The Code provides a framework on the interpretation and implementation of the Employment Equity Act pertaining to violence and harassment, including gender-based violence (GBV) in the world of work.
It also provides guidelines to employers, employees, employer organisations and unions on how to deal with violence and harassment in the world of work.
The Commission for Employment Equity (CEE) Commissioner, Dr Annelie Gildenhuys, said the code will have an impact on everyone.
"The draft published in August brings clarity to the country in defining what an employer is, the legal framework and principles, and what violence and harassment are. It also offers guidelines on strategies to deal with violence and harassment," Gildenhuys explained.
The Department of Employment and Labour said South Africa has not yet ratified the International Labour Organisation's Convention 190.
Convention 190 recognises the right of everyone to a world of work free from violence and harassment, including gender-based violence and harassment.
In January 2020, Uruguay was the first country in the world to ratify Convention 190, which recognises that violence and harassment at work can constitute a human rights violation.
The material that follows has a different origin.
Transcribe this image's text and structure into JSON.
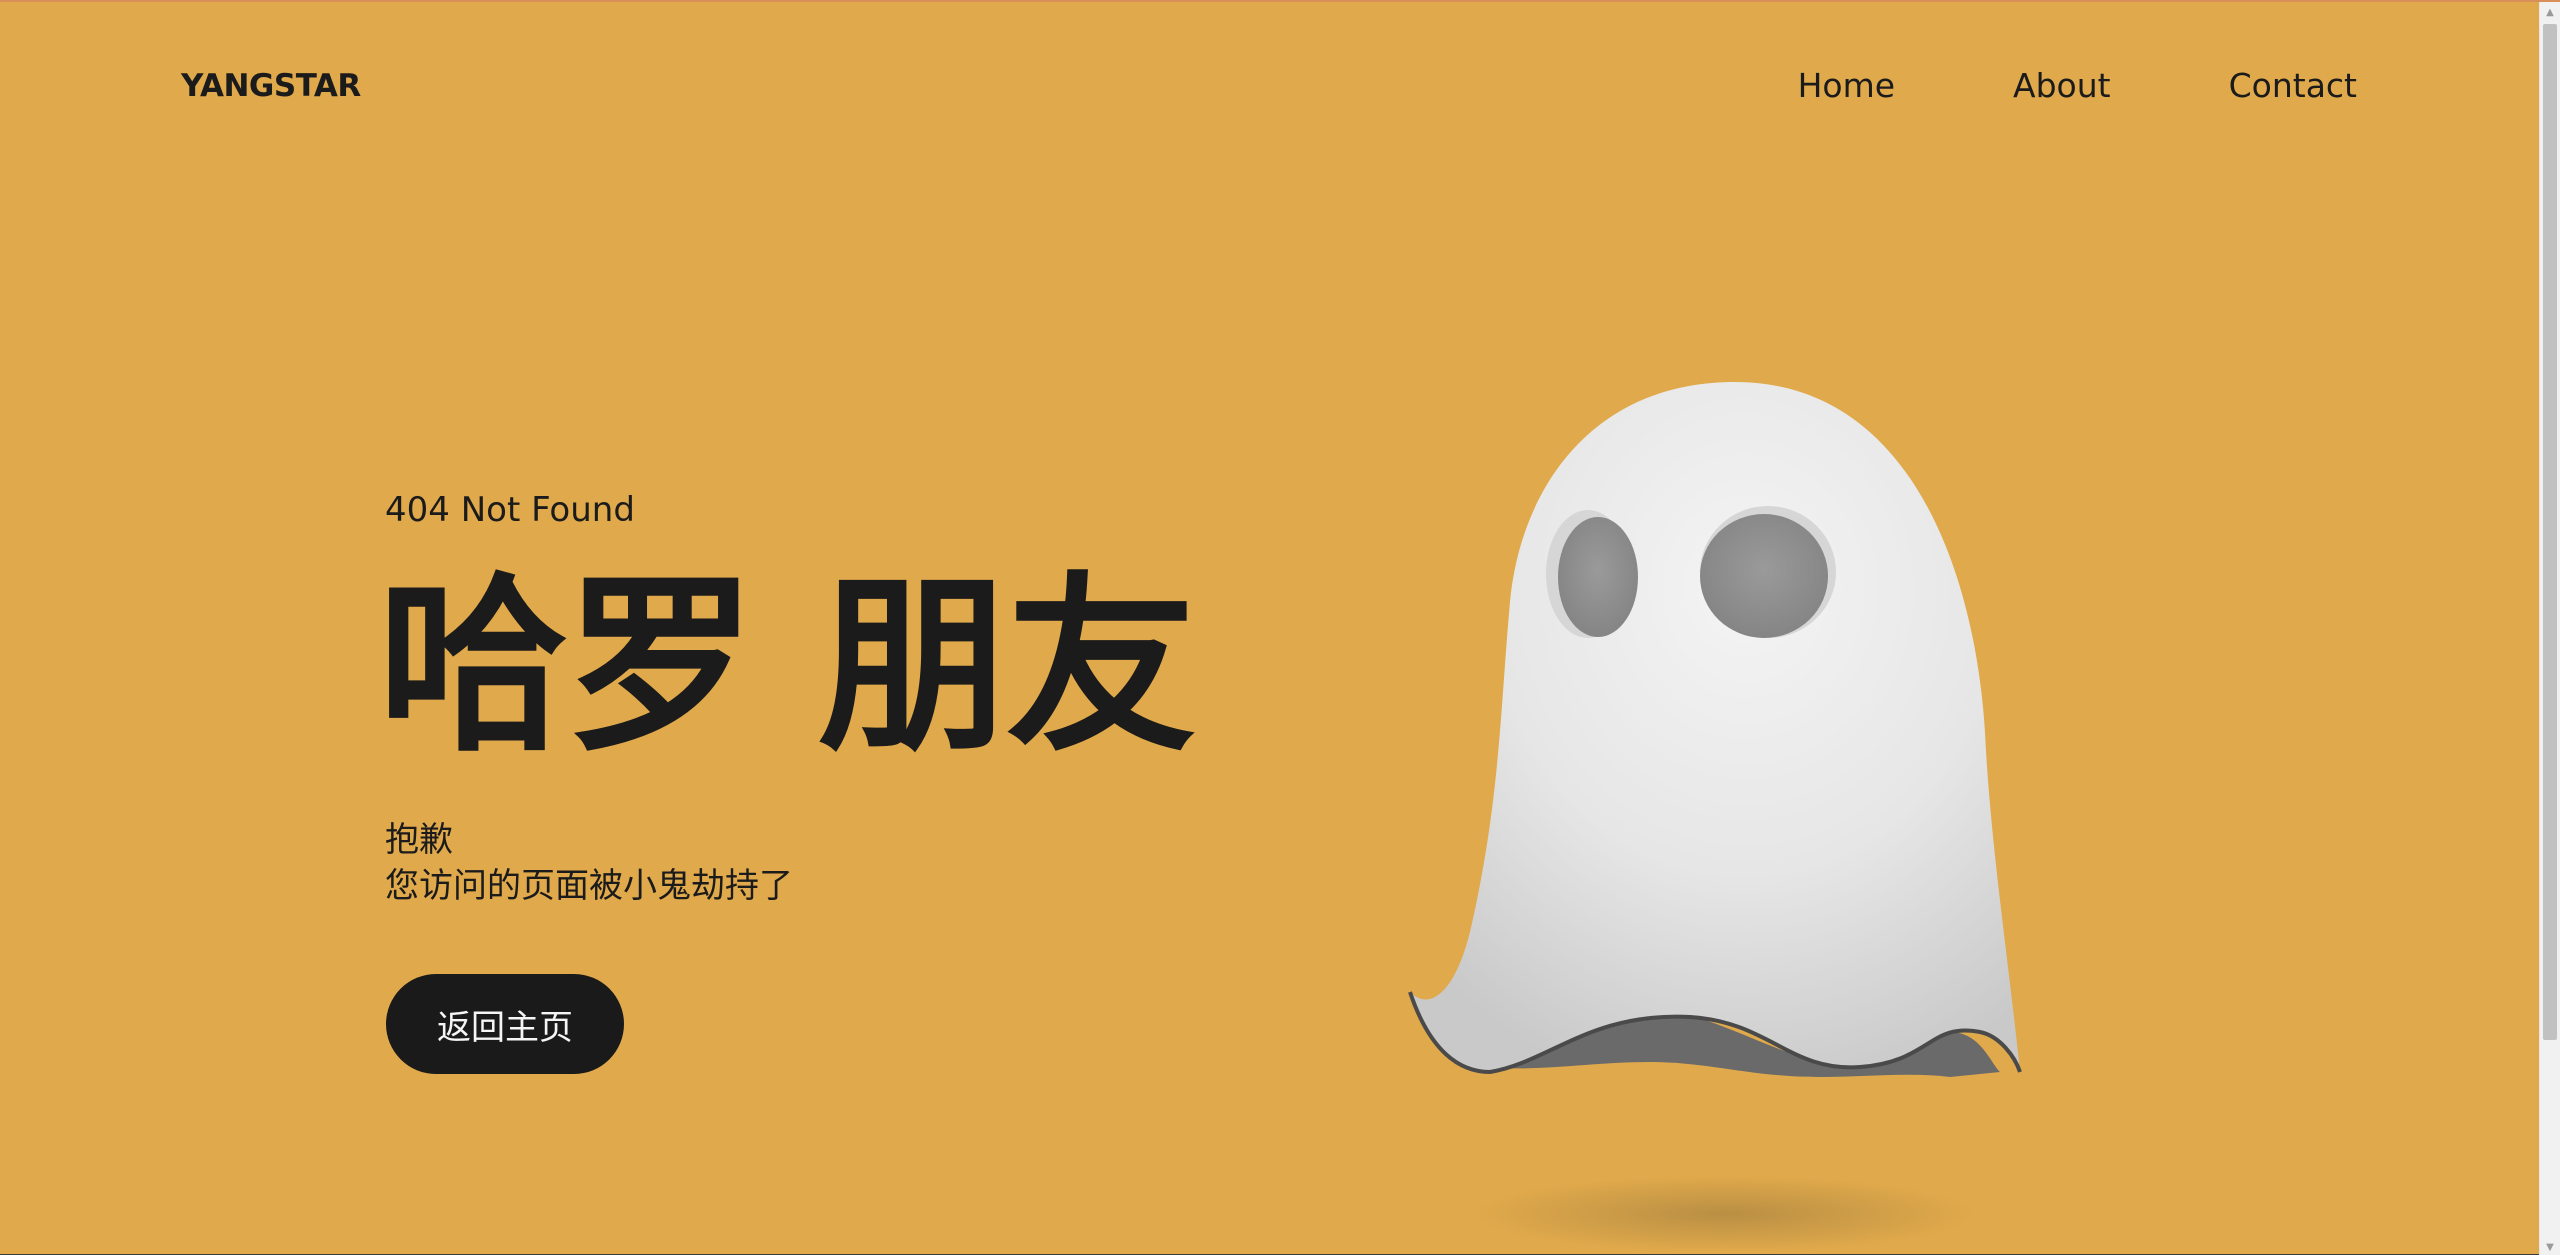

The new Convention and Recommendation were adopted at the International Labour Conference in June 2019.
"South Africa agrees with the convention. There are now new forms of bullying through online channels. Violence and harassment is not only physical -- it also includes psychological and emotional abuse," Gildenhuys said.
The new Code will also apply to the informal sector.
The Labour Relations Act and Occupational Health and Safety Act, respectively, describe violence as a form of misconduct, and violence and harassment as a health and safety occupational.
Employment Equity workshops
The Department of Employment and Labour is currently conducting the 2020 Employment Equity (EE) roadshows in the form of workshops throughout the country.
The workshops started last week Monday in the Northern Cape, and on Wednesday in Mpumalanga. The virtual EE workshops will end in Gauteng on 20 October 2020.
This year's workshops have been streamlined for each province to have a single session.
The objective of the workshops is to:
Publicise the status of employment equity in each province, as reflected in the 20th Commission for Employment Equity (CEE) Annual Report;
Solicit public comments on the published Draft Code of Good Practice on the Prevention and Elimination of Violence and Harassment in the World of Work; and
Advocate for online EE reporting.
The workshops also aim to create awareness on compliance with the Employment Equity Act, share the most current information and help prepare employers to submit accurate EE reports.
The target audience for the virtual workshops includes, but is not limited to, employers and their employer organisations; human resources executives and practitioners; EE Forum members; assigned senior managers/transformation managers; academics; employees and trade unions; labour relations practitioners, and civil society organisations, among others.
The remaining virtual workshops will be held from 10am to 12pm on 12 October in Limpopo, 13 October in the Free State, 15 October in KwaZulu-Natal, 16 October in the Eastern Cape, 19 October in the Western Cape and 20 October in Gauteng.
In order to participate in the EE virtual workshops, confirm attendance via email to email@example.com (link sends e-mail); firstname.lastname@example.org (link sends e-mail).
The Microsoft Teams Link will be sent through upon confirmation of attendance a day before the actual workshop.
Meanwhile, the deadline for 2020 EE reporting for manual and online submissions opened on 1 September 2020. Manual submissions closed on 1 October 2020 and online submissions will close on 15 January 2021.